My primary task for this summer Outreachy internship is helping to optimize and update the documentation for the LibreHealth toolkit and create a static website using Sphinx documentation generator.
I had very little experience writing documentation and never used something like Wiki pages or Sphinx. All my READMEs were regular README.md files laid out with Markdown. When I started reading about Sphinx, I discovered two things:
- There is no «official» Markdown specification, Markdown rules and rendering can differ depending on a platform.
- Sphinx uses reST (restructured text), which is a lot like Markdown but has a clear specification and additional features.
I always want to try out things myself so I found a tutorial on the Sphinx website. It outlines how to create simple documentation with Content tree and links to sub-documents and instructions on how to build and run it locally. The tutorial is well-structured and you don’t need to have specific knowledge to go through it.
Another thing that I needed to do, was installing an IDE that supports Java. I have no experience with this programming language but based on previous revision on the project documentation and my experience working in JetBrains’ IDEs, I chose IntelliJ Community Edition. Community edition doesn’t have all features and integration options of the professional edition but it can be used for free and is enough as I was not going to write much (if any) code.
I’m relatively new to Linux and when it comes to installing programs that cannot be installed with apt-get install, I get stuck.

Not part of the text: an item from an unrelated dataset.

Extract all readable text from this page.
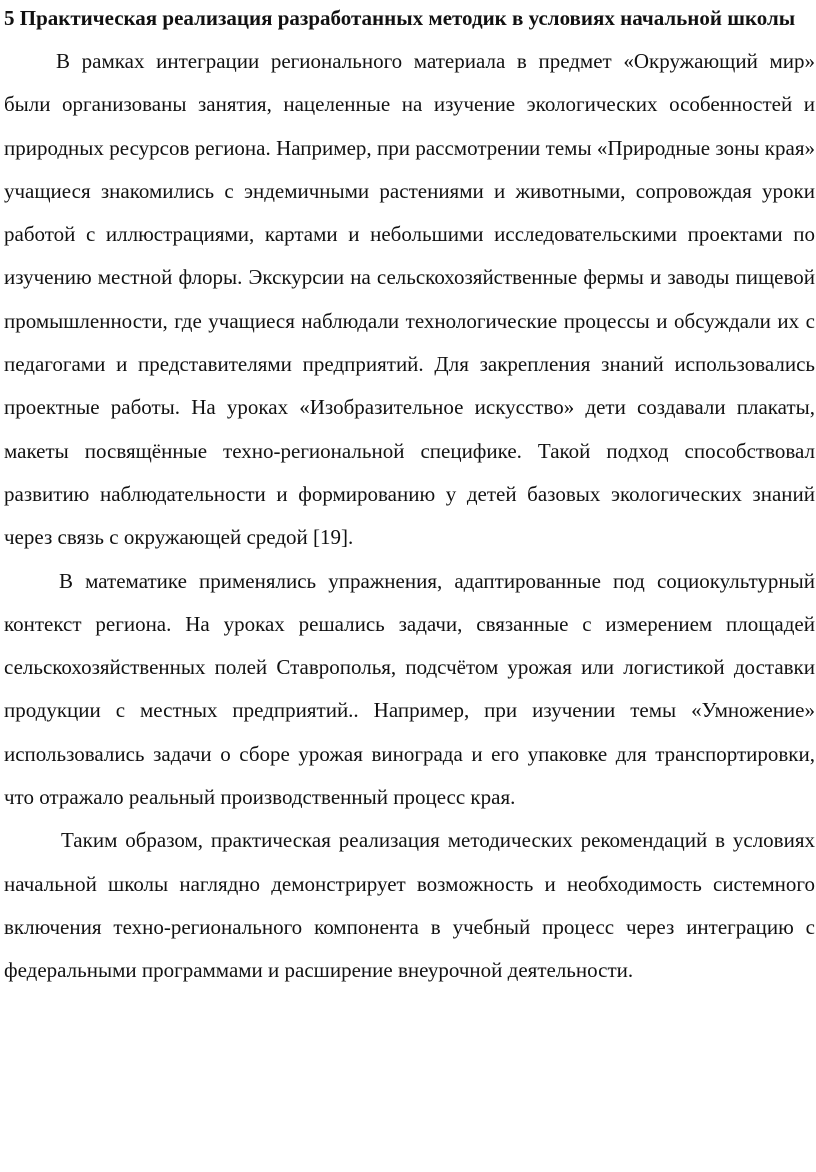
5 Практическая реализация разработанных методик в условиях начальной школы

В рамках интеграции регионального материала в предмет «Окружающий мир» были организованы занятия, нацеленные на изучение экологических особенностей и природных ресурсов региона. Например, при рассмотрении темы «Природные зоны края» учащиеся знакомились с эндемичными растениями и животными, сопровождая уроки работой с иллюстрациями, картами и небольшими исследовательскими проектами по изучению местной флоры. Экскурсии на сельскохозяйственные фермы и заводы пищевой промышленности, где учащиеся наблюдали технологические процессы и обсуждали их с педагогами и представителями предприятий. Для закрепления знаний использовались проектные работы. На уроках «Изобразительное искусство» дети создавали плакаты, макеты посвящённые техно-региональной специфике. Такой подход способствовал развитию наблюдательности и формированию у детей базовых экологических знаний через связь с окружающей средой [19].

В математике применялись упражнения, адаптированные под социокультурный контекст региона. На уроках решались задачи, связанные с измерением площадей сельскохозяйственных полей Ставрополья, подсчётом урожая или логистикой доставки продукции с местных предприятий.. Например, при изучении темы «Умножение» использовались задачи о сборе урожая винограда и его упаковке для транспортировки, что отражало реальный производственный процесс края.

Таким образом, практическая реализация методических рекомендаций в условиях начальной школы наглядно демонстрирует возможность и необходимость системного включения техно-регионального компонента в учебный процесс через интеграцию с федеральными программами и расширение внеурочной деятельности.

I read a manual on installing IntelliJ on Ubuntu from an archive but on the last step I found out that I don’t have a file they were asking to move. There’s a lifehack for those who are like me: you can use Ubuntu Software Center and look for the needed program. It worked for me and in just two mouse clicks I got a running IDE with a familiar layout (all JetBrains’s IDEs that I’ve seen have a similar layout, settings, and tools).
It’s a little weird to see the code in a language you don’t know. When I just started to learn to code, everything looked bizarre and I didn’t understand a thing. Now when I try to read a Java code, I notice familiar patterns like loops or functions and classes but they have different syntax and it’s not always clear what happens in the code.
So learning a little about the tools I will be using and setting up work environment on my machine were the first steps of my summer internship. I’d use the same steps for any new project:
- Learn the main tools.
- Set up work environment.
You will both have a possibility to run a project locally (if it can be done) and become familiar with the tools others are using.